Фрейд в действительности подтверждает интерпретацию самого персонажа и признает успех проведенного доктором Вангелем «лечения». Ибсен же в своих подготовительных заметках, где история вкратце пересказывается в откровенно шопенгауэровских терминах, низводит эту свободу к иллюзии: «Наверху, в тени фьордов и в неизменном уединении, жизнь внешне весела, легка и увлекательна. Тем не менее проводится идея, что жизнь подобного рода – всего лишь тень жизни. Никакой энергии в действии; никакого стремления к свободе. Одни чаяния и упования.

Так течет жизнь коротким ясным летом. А потом… погружаешься во мрак. Тогда просыпается острое желание большой, нездешней жизни. Но что от этого выигрываешь? Вместе с обстоятельствами и духовным развитием растут потребности, чаяния, упования […] Повсюду пределы. Откуда и меланхолия, заполоняющая, будто приглушенная жалобная песнь, всю жизнь и поступки людей.

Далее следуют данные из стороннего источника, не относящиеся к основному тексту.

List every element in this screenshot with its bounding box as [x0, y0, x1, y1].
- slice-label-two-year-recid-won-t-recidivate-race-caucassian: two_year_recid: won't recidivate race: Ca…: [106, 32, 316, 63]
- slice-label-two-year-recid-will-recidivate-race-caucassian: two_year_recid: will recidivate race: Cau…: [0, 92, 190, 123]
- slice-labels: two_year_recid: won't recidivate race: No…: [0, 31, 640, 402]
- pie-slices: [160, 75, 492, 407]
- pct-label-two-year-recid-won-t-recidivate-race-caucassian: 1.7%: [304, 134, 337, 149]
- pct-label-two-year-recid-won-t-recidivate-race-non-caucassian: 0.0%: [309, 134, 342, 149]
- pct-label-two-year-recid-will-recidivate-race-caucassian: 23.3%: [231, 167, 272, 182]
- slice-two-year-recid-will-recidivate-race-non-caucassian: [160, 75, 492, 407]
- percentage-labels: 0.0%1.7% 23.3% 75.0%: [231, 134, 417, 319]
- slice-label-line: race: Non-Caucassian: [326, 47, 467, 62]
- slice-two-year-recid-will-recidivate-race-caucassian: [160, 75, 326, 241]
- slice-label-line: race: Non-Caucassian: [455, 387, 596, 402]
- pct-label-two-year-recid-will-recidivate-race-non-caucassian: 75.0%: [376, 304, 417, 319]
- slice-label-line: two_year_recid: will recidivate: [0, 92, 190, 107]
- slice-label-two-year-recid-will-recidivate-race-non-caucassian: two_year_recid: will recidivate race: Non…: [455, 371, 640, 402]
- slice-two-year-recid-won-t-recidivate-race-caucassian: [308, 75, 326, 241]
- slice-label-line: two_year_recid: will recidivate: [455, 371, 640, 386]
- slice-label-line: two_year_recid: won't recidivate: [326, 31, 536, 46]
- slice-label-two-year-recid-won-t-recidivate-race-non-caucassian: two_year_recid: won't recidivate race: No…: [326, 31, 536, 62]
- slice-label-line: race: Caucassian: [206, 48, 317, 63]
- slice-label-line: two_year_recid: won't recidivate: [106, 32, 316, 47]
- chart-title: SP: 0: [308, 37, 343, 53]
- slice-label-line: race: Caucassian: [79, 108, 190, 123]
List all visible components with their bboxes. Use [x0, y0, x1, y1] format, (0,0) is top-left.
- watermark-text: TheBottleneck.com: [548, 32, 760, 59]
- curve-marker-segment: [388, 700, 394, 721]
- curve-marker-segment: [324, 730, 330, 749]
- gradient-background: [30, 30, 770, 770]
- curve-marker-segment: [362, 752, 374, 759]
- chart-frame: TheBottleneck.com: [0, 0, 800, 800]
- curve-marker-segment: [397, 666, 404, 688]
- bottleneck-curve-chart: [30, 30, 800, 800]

Ясный летний день, за которым приходит непроглядная тьма… вот и все […] Притягательная сила моря. Стремление к морю. Принадлежащие морю люди. С ним связанные. Зависящие от моря. Обязанные туда вернуться […] Великая тайна – зависимость человека от "силы без воли"».

Таким образом, смена времен года на Севере отождествляется с крушением иллюзий изображения в небытие ничего не волящей воли. Этой заложенной в интриге морали Фрейд на сей раз противопоставляет мораль, которую провозглашают доктор Вангель и «женщина с моря».

* * *

Можно сказать, что такова ставка эпохи. Но в этой «ставке эпохи» нет ничего злободневного. Речь идет не просто о борьбе с идеологией, свойственной духу эпохи – эпохи, впрочем, уже слегка отошедшей, когда Фрейд писал свои тексты. Речь, собственно, идет о борьбе между двумя бессознательными, между двумя представлениями о том, что держится под окультуренной поверхностью общества, двумя представлениями о болезни и исцелении цивилизации. Ибо мы говорим об эпохе, уточним это. «Моисей Микеланджело» датирован 1914 годом, «Жуткое» – 1915-м, как и текст об Ибсене. Не за горами и «По ту сторону принципа удовольствия», поворотный пункт в работах Фрейда, вводящий в игру влечение к смерти.